Comments from ISS reacting to Velan’s call for a board shakeup gives some additional insight into what proxy advisory firms scrutinize when director seats are challenged by shareholders. In a press release, Velan quotes from an ISS report on the withhold campaign against the two Progenics directors:
“As chairman, [Peter] Crowley is most accountable for overseeing a company that has promising assets but has struggled to create shareholder value, perhaps due to a lack of urgency in developing and commercializing its products. While leading the Nominating & Corporate Governance Committee, [Michael] Kishbaugh [sic] has pursued a less than robust refreshment of the board, as shown by three of the six independent directors having been on the board for at least 10 years – during which the company has largely failed to create value for shareholders.”
In this case, ISS placed emphasis on the board’s ability to create shareholder value, to demonstrate urgency in business operations and to seriously maintain board refreshment practices when evaluating whether to vote “for” or “against” the reelection of the targeted board members. Ultimately, ISS concluded that Velan “has made a compelling argument that board level change is warranted, with the ultimate goal of enhancing shareholder board oversight.”
Corporate boards should take note that this situation has resulted in a proxy advisory firm validating a call for “shareholder board oversight.” Serving on a board that has been sighted for oversight by its investors could have an effect on future board appointments.
It’s noteworthy that proxy advisory firm Glass Lewis supported Progenics’ arguments that shareholders should vote “for” the two directors targeted for removal. In a press release, Progenics quotes from a Glass Lewis report on the withhold campaign against its directors:
“…we are ultimately inclined to suggest the bulk of the issues in question here, including those related to shareholder returns, pipeline development and aggregate corporate governance, tilt toward the perspectives promulgated by the board. We further emphasize that the Dissident has, to date, offered no alternative strategies or plans despite its clear attempt to turn over a bulk of the board in favor of its own nominees, several of which are directly employed by or otherwise affiliated with Velan.”
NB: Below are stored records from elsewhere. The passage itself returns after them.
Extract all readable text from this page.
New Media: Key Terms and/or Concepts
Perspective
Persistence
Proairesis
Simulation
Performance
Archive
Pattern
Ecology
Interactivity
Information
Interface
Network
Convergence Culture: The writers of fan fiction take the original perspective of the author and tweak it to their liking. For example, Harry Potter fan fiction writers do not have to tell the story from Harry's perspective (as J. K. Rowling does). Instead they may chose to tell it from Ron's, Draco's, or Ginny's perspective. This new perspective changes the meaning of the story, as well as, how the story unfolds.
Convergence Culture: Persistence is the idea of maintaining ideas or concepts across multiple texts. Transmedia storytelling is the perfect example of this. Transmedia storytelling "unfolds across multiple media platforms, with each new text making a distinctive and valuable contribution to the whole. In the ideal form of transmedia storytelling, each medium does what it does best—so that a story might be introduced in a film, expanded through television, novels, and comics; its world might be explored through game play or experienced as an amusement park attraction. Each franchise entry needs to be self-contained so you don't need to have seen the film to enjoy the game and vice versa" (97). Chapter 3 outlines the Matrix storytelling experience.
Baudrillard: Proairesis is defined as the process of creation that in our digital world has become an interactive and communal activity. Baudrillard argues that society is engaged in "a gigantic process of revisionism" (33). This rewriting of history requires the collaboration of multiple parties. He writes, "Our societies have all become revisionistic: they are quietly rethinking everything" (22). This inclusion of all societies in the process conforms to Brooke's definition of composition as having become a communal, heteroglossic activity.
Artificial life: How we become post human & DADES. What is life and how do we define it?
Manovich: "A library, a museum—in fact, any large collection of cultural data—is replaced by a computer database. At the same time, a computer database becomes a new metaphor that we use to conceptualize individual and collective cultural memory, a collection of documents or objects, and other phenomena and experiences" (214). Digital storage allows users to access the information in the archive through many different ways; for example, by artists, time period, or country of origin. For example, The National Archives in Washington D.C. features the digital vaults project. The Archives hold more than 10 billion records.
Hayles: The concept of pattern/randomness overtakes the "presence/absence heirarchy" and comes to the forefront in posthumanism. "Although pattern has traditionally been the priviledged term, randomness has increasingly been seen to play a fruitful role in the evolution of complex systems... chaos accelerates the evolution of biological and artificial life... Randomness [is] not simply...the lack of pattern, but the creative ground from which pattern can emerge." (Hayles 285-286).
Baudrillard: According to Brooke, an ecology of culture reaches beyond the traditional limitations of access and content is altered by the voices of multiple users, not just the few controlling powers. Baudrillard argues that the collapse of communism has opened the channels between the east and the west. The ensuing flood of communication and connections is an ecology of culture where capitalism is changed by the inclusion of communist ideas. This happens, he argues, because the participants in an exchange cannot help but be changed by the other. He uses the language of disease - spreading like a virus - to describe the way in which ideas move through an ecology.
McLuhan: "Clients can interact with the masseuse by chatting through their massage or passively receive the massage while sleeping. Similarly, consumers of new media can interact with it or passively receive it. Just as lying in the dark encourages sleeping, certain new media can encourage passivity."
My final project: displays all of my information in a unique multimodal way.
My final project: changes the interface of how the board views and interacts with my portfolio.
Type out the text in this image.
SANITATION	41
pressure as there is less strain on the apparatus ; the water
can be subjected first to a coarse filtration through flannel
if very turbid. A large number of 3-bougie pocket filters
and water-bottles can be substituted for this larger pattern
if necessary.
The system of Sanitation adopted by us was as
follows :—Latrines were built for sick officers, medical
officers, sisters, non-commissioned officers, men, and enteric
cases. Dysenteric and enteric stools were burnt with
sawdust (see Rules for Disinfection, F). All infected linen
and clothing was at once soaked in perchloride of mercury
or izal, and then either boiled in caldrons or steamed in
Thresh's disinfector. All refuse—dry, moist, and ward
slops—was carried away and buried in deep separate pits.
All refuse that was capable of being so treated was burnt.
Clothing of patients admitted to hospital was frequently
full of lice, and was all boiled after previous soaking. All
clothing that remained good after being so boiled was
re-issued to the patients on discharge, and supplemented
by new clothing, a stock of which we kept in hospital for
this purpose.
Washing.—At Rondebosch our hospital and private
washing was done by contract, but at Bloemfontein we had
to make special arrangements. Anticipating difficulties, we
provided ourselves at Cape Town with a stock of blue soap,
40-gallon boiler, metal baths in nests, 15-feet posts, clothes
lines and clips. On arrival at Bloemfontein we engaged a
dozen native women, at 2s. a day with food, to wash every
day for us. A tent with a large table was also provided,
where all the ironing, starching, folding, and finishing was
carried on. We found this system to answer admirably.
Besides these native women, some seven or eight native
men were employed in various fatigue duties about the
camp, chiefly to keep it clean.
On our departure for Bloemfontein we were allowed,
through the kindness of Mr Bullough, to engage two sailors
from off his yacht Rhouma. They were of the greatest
However, even with the vote of confidence from Glass Lewis, it’s unclear which proxy advisory firm shareholders will side with, especially when stock performance has been waning. Shareholders will decide what happens at Progenics on July 11. But directors may want to consider that shareholders now appear to be even more likely to push for oversight of the board when stock price is stagnant and key areas of corporate governance are neglected.